I am originally from the Youngstown area of Ohio and graduated from University School, a private high school in the eastern Cleveland suburbs. During high school, I studied piano and music theory privately at the Cleveland Institute of Music.
I was a music major at Yale University and graduated cum laude with distinction in the major. I wanted to be an orchestral/opera conductor. A friend and I co-directed a student ensemble, the Pierson Camera, that was affiliated with Pierson College (one of the undergraduate residential colleges at Yale), and I was fortunate to conduct some fun stuff including Bach’s Cantata #140 (Wachet auf, ruft uns die Stimme), Bach’s Orchestral Suite #2, Beethoven’s Fidelio Overture, Dvořák’s String Serenade. In my final concert, I conducted Beethoven’s Eighth Symphony. During my junior year, I studied for a semester at the University of Tübingen in Germany. I also participated in some conducting seminars affiliated with the Conductors Guild (at the University of South Carolina, Illinois State University, and Wayne State University) and with Symphonic Workshops (in Kromněříž and Zlín in the Czech Republic).
After I graduated, I decided to retool, so I started taking computer science and mathematics courses at Youngstown State University. Although my math is rusty, I basically completed the equivalent of an undergraduate major in mathematics–and then some–as well as quite a bit of computer science. Then, I made it to the Entertainment Technology Center at Carnegie Mellon University, where I received a Master of Entertainment Technology degree. The program is a two year professional, applied media program that focuses on project-based work. During my time at Carnegie Mellon, I was the back-end programmer on a turn-based strategy game, PeaceMaker, along with a team of very talented students. PeaceMaker won some awards, and it’s still around. In fact, you can download it for free now. After graduation, I was special faculty for a year and was involved with the inauguration of Entertainment Technology Center – Silicon Valley, a satellite program of the Entertainment Technology Center. Our offices were in the creative studio building at Electronic Arts.

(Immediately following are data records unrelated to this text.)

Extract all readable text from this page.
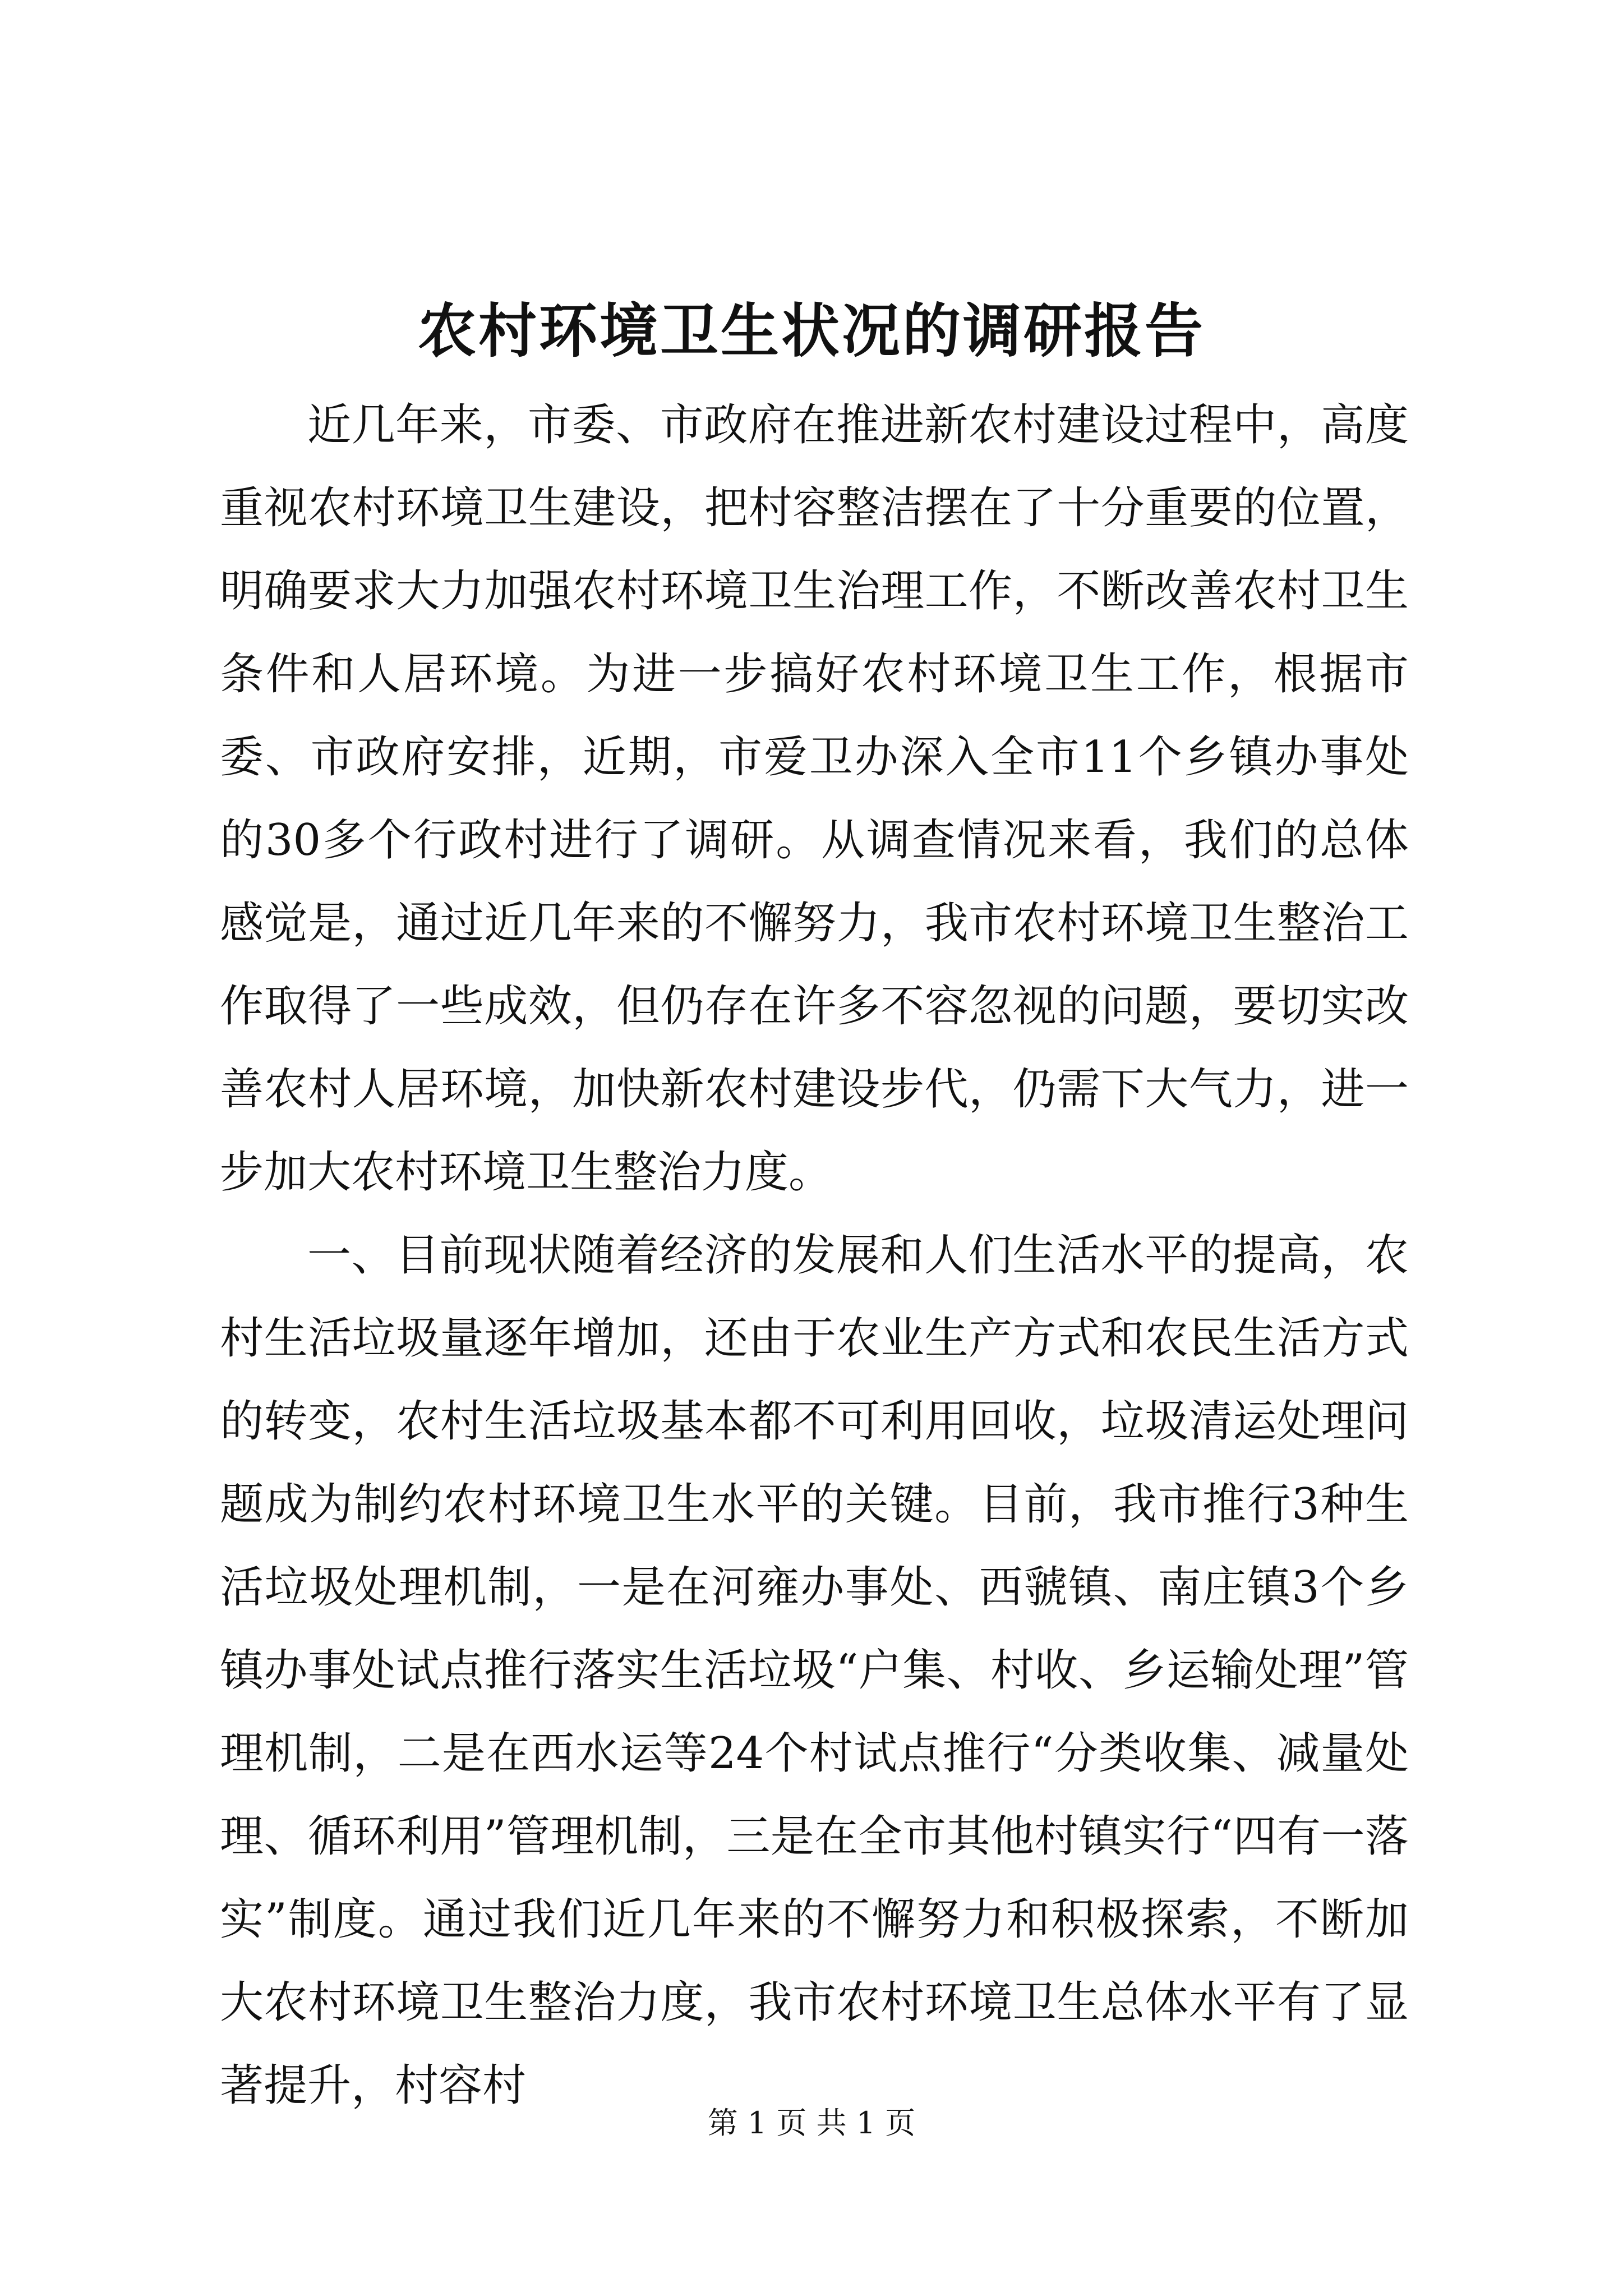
农村环境卫生状况的调研报告

近几年来，市委、市政府在推进新农村建设过程中，高度重视农村环境卫生建设，把村容整洁摆在了十分重要的位置，明确要求大力加强农村环境卫生治理工作，不断改善农村卫生条件和人居环境。为进一步搞好农村环境卫生工作，根据市委、市政府安排，近期，市爱卫办深入全市11个乡镇办事处的30多个行政村进行了调研。从调查情况来看，我们的总体感觉是，通过近几年来的不懈努力，我市农村环境卫生整治工作取得了一些成效，但仍存在许多不容忽视的问题，要切实改善农村人居环境，加快新农村建设步代，仍需下大气力，进一步加大农村环境卫生整治力度。

一、目前现状随着经济的发展和人们生活水平的提高，农村生活垃圾量逐年增加，还由于农业生产方式和农民生活方式的转变，农村生活垃圾基本都不可利用回收，垃圾清运处理问题成为制约农村环境卫生水平的关键。目前，我市推行3种生活垃圾处理机制，一是在河雍办事处、西虢镇、南庄镇3个乡镇办事处试点推行落实生活垃圾“户集、村收、乡运输处理”管理机制，二是在西水运等24个村试点推行“分类收集、减量处理、循环利用”管理机制，三是在全市其他村镇实行“四有一落实”制度。通过我们近几年来的不懈努力和积极探索，不断加大农村环境卫生整治力度，我市农村环境卫生总体水平有了显著提升，村容村

第 1 页 共 1 页
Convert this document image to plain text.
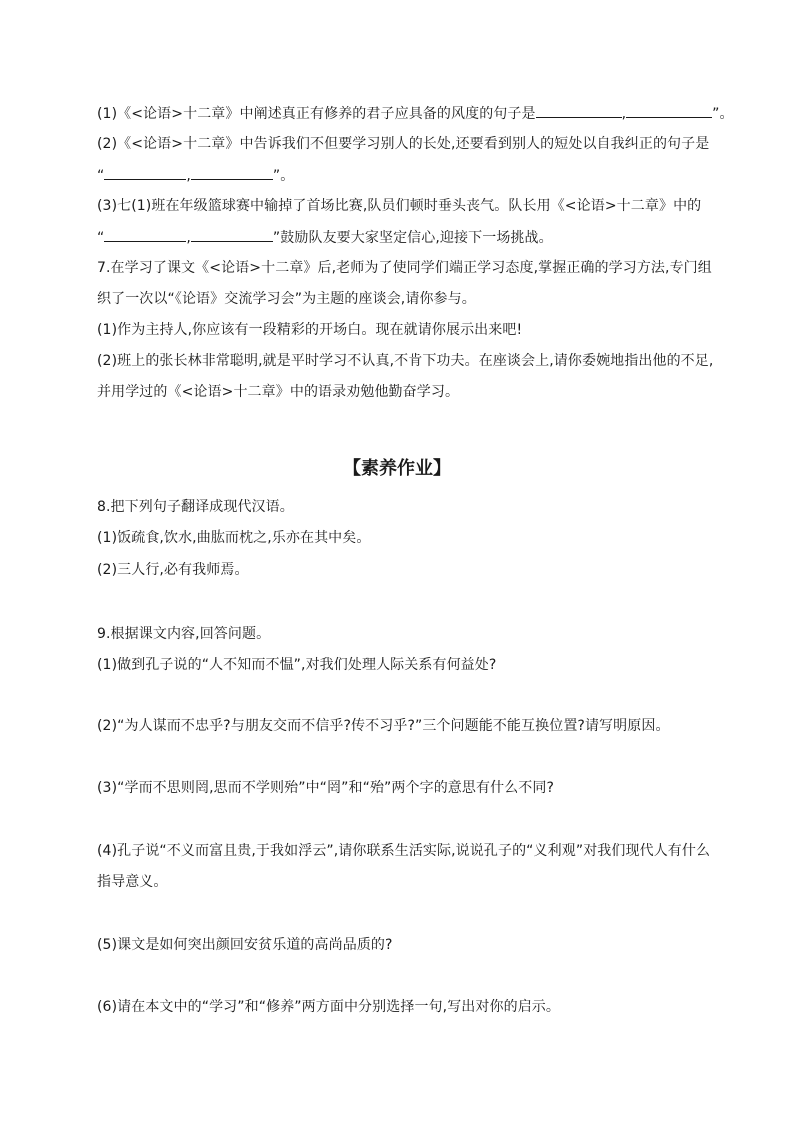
(1)《<论语>十二章》中阐述真正有修养的君子应具备的风度的句子是	,	”。
(2)《<论语>十二章》中告诉我们不但要学习别人的长处,还要看到别人的短处以自我纠正的句子是
“	,	”。
(3)七(1)班在年级篮球赛中输掉了首场比赛,队员们顿时垂头丧气。队长用《<论语>十二章》中的
“	,	”鼓励队友要大家坚定信心,迎接下一场挑战。
7.在学习了课文《<论语>十二章》后,老师为了使同学们端正学习态度,掌握正确的学习方法,专门组
织了一次以“《论语》交流学习会”为主题的座谈会,请你参与。
(1)作为主持人,你应该有一段精彩的开场白。现在就请你展示出来吧!
(2)班上的张长林非常聪明,就是平时学习不认真,不肯下功夫。在座谈会上,请你委婉地指出他的不足,
并用学过的《<论语>十二章》中的语录劝勉他勤奋学习。
【素养作业】
8.把下列句子翻译成现代汉语。
(1)饭疏食,饮水,曲肱而枕之,乐亦在其中矣。
(2)三人行,必有我师焉。
9.根据课文内容,回答问题。
(1)做到孔子说的“人不知而不愠”,对我们处理人际关系有何益处?
(2)“为人谋而不忠乎?与朋友交而不信乎?传不习乎?”三个问题能不能互换位置?请写明原因。
(3)“学而不思则罔,思而不学则殆”中“罔”和“殆”两个字的意思有什么不同?
(4)孔子说“不义而富且贵,于我如浮云”,请你联系生活实际,说说孔子的“义利观”对我们现代人有什么
指导意义。
(5)课文是如何突出颜回安贫乐道的高尚品质的?
(6)请在本文中的“学习”和“修养”两方面中分别选择一句,写出对你的启示。
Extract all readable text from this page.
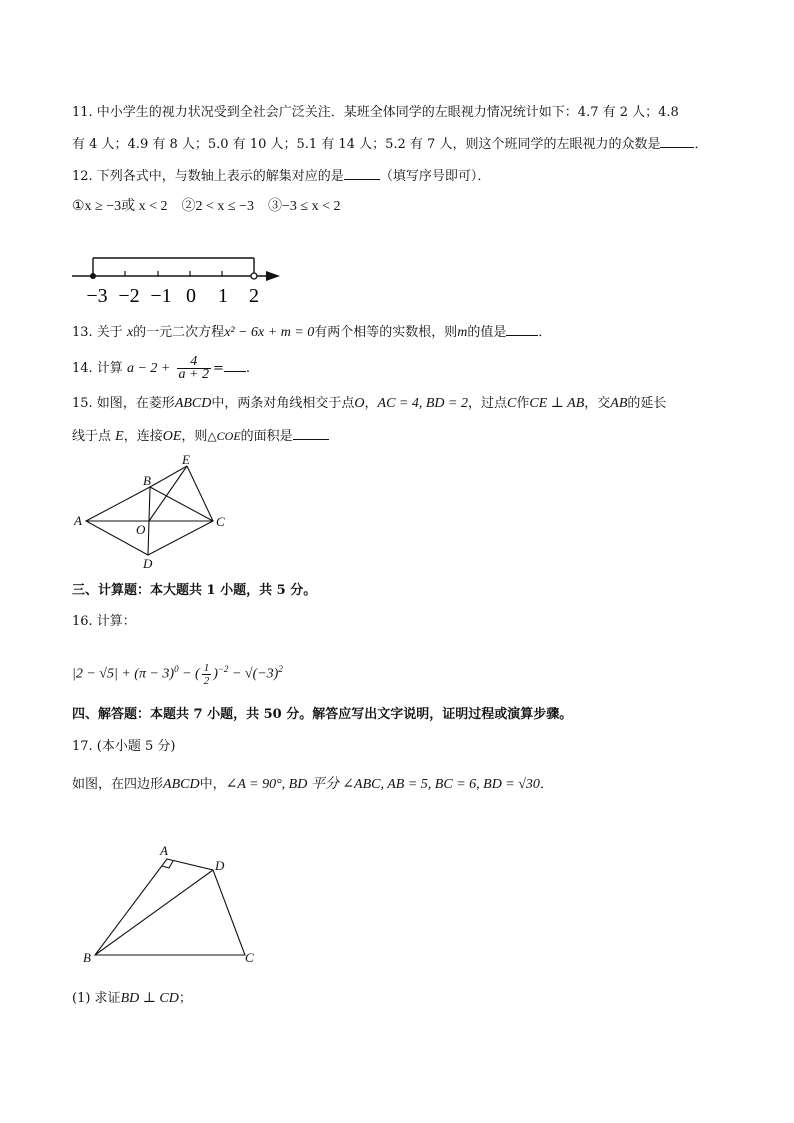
11. 中小学生的视力状况受到全社会广泛关注．某班全体同学的左眼视力情况统计如下：4.7 有 2 人；4.8
有 4 人；4.9 有 8 人；5.0 有 10 人；5.1 有 14 人；5.2 有 7 人，则这个班同学的左眼视力的众数是	．
12. 下列各式中，与数轴上表示的解集对应的是	（填写序号即可）．
①x ≥ −3或 x < 2　②2 < x ≤ −3　③−3 ≤ x < 2
−3 −2 −1 0 1 2
13. 关于 x的一元二次方程x² − 6x + m = 0有两个相等的实数根，则m的值是 ．
14. 计算 $a - 2 + \frac{4}{a + 2}$ = .
15. 如图，在菱形ABCD中，两条对角线相交于点O，AC = 4, BD = 2，过点C作CE ⊥ AB，交AB的延长
线于点 E，连接OE，则△COE的面积是
A
B
C
D
E
O
三、计算题：本大题共 1 小题，共 5 分。
16. 计算：
$|2 - √5| + (\pi - 3)^0$ − ( $\frac{1}{2} )^{-2} - √(-3)^2$
四、解答题：本题共 7 小题，共 50 分。解答应写出文字说明，证明过程或演算步骤。
17. (本小题 5 分)
如图，在四边形ABCD中，∠A = 90°, BD 平分 ∠ABC, AB = 5, BC = 6, BD = √30．
A
B	C
D
(1) 求证BD ⊥ CD；
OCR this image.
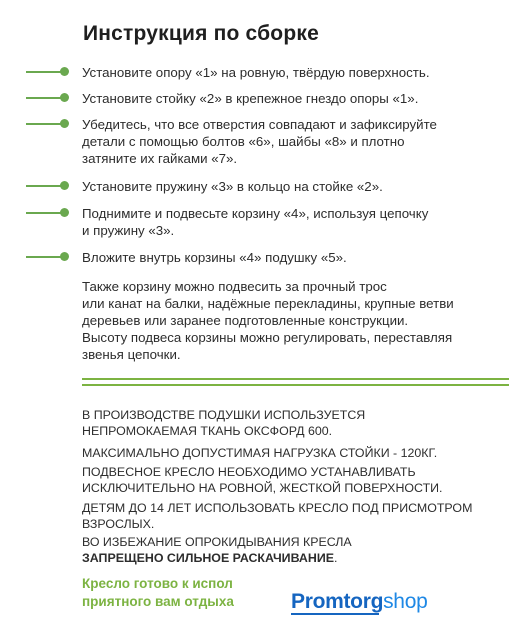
Инструкция по сборке
Установите опору «1» на ровную, твёрдую поверхность.
Установите стойку «2» в крепежное гнездо опоры «1».
Убедитесь, что все отверстия совпадают и зафиксируйте
детали с помощью болтов «6», шайбы «8» и плотно
затяните их гайками «7».
Установите пружину «3» в кольцо на стойке «2».
Поднимите и подвесьте корзину «4», используя цепочку
и пружину «3».
Вложите внутрь корзины «4» подушку «5».
Также корзину можно подвесить за прочный трос
или канат на балки, надёжные перекладины, крупные ветви
деревьев или заранее подготовленные конструкции.
Высоту подвеса корзины можно регулировать, переставляя
звенья цепочки.
В ПРОИЗВОДСТВЕ ПОДУШКИ ИСПОЛЬЗУЕТСЯ
НЕПРОМОКАЕМАЯ ТКАНЬ ОКСФОРД 600.
МАКСИМАЛЬНО ДОПУСТИМАЯ НАГРУЗКА СТОЙКИ - 120КГ.
ПОДВЕСНОЕ КРЕСЛО НЕОБХОДИМО УСТАНАВЛИВАТЬ
ИСКЛЮЧИТЕЛЬНО НА РОВНОЙ, ЖЕСТКОЙ ПОВЕРХНОСТИ.
ДЕТЯМ ДО 14 ЛЕТ ИСПОЛЬЗОВАТЬ КРЕСЛО ПОД ПРИСМОТРОМ
ВЗРОСЛЫХ.
ВО ИЗБЕЖАНИЕ ОПРОКИДЫВАНИЯ КРЕСЛА
ЗАПРЕЩЕНО СИЛЬНОЕ РАСКАЧИВАНИЕ.
Кресло готово к испол
приятного вам отдыха	Promtorgshop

Since I wanted to explore applied media further, I decided to go for a Ph.D. at Arizona State University in educational technology. Dr. James Paul Gee was my adviser. The educational technology program was a traditional instructional design program rooted in the behaviorist psychology and cognitive science traditions. Jim Gee is, among other things, a pioneer in socio-cultural approaches to literacy. Therefore, I have a hybrid approach to learning that is a combination of instructional design and contemporary learning science. I worked on Our Courts (now iCivics), Justice Sandra Day O’Connor’s game-centric experience to teach middle school kids about civics. Later, I returned to the Entertainment Technology Center for the Working Examples project, which is an open publishing site for the digital media and learning company that has been supported by the MacArthur Foundation and the Bill & Melinda Gates Foundation. For my dissertation, I created two casual games to introduce fundamental Newtonian mechanics ideas to high school and adult age students. Players did make some progress after playing the games as measured on a subset of questions of the Force Concept Inventory, an important assessment tool in physics education, but there is still much work to do in this area. I successfully defended my dissertation on July 15, 2014.